Baby steps. First, I took my Gamma World game, because my five-year-old daughter, who is a total gamester, was begging me for it. I think she's got a few years before she grasps the whole role-playing TSR concept (god knows I never did), but surely we can make room in the game closet.


I also nabbed these books, though I have sentimental attachment to neither. Can't resist a book about birds or a book about streakers. Just doin' my part.



And finally, I took a large plastic bin–the kind that holds years worth of tax documents–because there was a Post-it on the lid that read "Gillian wants this." Post-its never lie, right? I recognized it for what it was: another Pandora's box. Eight summers ago, when I was making the move from NYC to Texas, I spent a couple weeks in limbo at my parents' house. They seized the opportunity to make me sort through the warehouse of ephemera they'd been amassed: scrapbooks, letters, notes, photos, yearbooks, Playbills, posters, tchotchkes, art projects, report cards, travel brochures, ticket stubs, old phone bills (yes, old phone bills). Should there ever be a museum dedicated to my life (something I fully expected to have happened by now), the curator will have a lot to work with.

I spent days out on the screened porch, inhaling clouds of dust and molder, bagging up childhood detritus.
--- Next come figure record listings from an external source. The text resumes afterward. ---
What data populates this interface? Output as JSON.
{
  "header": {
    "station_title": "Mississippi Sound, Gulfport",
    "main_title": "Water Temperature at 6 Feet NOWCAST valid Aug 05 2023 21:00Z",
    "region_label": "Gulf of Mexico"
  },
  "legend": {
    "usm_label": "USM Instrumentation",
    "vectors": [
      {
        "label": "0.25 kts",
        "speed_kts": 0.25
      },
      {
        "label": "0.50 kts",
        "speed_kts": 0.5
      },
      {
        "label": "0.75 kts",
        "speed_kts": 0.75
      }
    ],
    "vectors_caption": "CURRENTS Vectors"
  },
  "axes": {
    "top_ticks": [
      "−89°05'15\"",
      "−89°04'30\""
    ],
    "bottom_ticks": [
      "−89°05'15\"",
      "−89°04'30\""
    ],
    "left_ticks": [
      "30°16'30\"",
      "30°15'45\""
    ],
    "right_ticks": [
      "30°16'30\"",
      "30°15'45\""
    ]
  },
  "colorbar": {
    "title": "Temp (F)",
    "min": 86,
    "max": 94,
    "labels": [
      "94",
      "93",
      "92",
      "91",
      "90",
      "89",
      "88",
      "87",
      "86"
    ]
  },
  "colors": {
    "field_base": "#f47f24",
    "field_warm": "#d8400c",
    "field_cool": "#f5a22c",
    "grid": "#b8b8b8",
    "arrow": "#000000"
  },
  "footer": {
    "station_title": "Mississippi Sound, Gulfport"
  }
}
Some of it was easy (phone bills); some of it not so much (I really was good at drawing horses!). I didn't have any trouble tossing years of elementary school homework, the heady scent of ditto still clinging to the pages, but I couldn't quite part with my college notebooks and papers (hey, it's never too late to go to grad school). I narrowed and edited and condensed and consolidated to a few containers, which I wasn't ready to take with me and I wasn't ready to take to the dump. My parents generously agreed to keep those boxes, and so here they were again. It was time to cull. I was as ruthless as I'm capable of being (i.e., not too ruthless). I got rid of the obvious trash that I must've been too overwhelmed to deal with last time, and then packed up everything else in small amazon boxes. They arrived in San Antonio a few days after I did. I'll share the pics this week.
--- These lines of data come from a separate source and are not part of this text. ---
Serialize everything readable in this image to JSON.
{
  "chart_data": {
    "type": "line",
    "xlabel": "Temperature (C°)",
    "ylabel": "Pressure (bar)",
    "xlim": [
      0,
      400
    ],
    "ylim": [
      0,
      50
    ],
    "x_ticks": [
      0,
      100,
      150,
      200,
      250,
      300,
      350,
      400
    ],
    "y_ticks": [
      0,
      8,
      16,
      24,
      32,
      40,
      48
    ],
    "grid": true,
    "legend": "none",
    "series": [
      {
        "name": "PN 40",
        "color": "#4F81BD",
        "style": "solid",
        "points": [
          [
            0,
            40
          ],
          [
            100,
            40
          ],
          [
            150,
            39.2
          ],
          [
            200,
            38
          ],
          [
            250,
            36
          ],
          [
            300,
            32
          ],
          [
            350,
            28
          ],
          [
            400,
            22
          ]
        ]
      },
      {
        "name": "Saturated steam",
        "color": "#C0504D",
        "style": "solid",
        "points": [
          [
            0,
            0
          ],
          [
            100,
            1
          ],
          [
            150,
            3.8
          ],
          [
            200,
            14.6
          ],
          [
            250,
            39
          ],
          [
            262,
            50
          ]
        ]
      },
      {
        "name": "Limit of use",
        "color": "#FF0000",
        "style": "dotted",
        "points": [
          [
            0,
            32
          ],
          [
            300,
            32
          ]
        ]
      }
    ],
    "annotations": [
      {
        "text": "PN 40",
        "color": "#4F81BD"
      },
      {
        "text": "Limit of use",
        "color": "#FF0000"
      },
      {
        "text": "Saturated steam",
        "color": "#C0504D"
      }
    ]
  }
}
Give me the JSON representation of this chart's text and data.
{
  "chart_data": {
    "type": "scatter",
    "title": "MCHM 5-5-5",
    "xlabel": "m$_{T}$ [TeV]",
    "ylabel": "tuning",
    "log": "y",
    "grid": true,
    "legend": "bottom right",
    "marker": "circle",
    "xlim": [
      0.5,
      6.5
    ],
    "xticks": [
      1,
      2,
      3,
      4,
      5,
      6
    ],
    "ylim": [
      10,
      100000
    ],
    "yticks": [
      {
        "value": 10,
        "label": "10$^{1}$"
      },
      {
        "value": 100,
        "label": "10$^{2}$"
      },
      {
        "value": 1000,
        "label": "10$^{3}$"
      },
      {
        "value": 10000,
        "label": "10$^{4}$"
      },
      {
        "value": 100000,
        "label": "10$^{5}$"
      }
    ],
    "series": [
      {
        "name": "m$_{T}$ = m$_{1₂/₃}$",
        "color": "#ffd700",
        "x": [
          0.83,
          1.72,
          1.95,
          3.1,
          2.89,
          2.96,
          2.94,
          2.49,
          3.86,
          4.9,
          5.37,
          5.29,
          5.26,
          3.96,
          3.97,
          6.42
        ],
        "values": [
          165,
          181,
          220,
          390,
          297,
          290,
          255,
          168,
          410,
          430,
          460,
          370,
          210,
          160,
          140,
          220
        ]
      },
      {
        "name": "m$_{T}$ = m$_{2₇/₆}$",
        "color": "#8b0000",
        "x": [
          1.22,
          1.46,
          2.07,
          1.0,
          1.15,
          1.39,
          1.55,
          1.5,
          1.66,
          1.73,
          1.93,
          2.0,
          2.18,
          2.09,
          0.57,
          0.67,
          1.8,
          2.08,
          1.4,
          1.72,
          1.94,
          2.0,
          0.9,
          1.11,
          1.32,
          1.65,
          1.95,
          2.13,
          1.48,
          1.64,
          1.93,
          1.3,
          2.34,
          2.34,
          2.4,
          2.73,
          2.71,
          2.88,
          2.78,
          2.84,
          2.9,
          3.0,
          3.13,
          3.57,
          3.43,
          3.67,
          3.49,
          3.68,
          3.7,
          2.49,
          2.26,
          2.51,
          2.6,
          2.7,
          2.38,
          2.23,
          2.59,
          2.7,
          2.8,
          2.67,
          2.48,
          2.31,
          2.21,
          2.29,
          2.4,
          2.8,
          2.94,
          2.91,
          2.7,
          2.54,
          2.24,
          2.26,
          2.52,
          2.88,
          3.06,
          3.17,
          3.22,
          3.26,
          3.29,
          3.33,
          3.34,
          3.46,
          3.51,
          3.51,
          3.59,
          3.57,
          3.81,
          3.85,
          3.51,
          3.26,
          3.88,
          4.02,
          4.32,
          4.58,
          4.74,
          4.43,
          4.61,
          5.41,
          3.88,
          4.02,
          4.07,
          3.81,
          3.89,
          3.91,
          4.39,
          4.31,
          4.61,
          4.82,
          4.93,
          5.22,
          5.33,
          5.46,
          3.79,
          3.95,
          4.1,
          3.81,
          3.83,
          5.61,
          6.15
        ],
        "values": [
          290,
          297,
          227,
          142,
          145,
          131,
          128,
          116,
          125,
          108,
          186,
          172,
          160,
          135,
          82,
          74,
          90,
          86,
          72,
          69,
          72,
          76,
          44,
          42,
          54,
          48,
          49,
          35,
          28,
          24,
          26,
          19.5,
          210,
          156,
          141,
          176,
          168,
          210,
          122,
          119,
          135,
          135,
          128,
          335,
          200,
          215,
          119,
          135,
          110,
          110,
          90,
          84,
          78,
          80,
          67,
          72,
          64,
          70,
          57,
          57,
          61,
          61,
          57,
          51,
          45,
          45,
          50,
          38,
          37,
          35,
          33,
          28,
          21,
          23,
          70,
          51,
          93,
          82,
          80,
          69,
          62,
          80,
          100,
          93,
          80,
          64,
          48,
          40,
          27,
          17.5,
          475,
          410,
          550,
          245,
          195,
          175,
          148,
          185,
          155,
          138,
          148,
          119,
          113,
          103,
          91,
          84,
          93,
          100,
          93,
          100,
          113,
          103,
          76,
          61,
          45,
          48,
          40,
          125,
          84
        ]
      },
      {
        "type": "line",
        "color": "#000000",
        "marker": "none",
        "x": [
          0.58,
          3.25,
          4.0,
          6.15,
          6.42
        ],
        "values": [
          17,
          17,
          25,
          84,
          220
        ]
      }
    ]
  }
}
In the meantime, where to put the stuff? Right now I have two enormous closets where I keep this sort of thing, but the closets do double and triple-duty—they're also filled with holiday decorations and Lindsay's guitars. With another child now in school and generating all kinds of adorable ephemera, those closets won't be big enough. Texas houses don't have basements, and our house doesn't have an attic. I will have to learn to be less nostalgic, less inclined to sentimentalize objects and scraps of paper, because storage unit rentals are not in my budget.

1 comment:

  1. If you ever want to sell the GammaWorld, box and all let me know!

    LOVE the condition it looks like it is in! A collectors item!!!!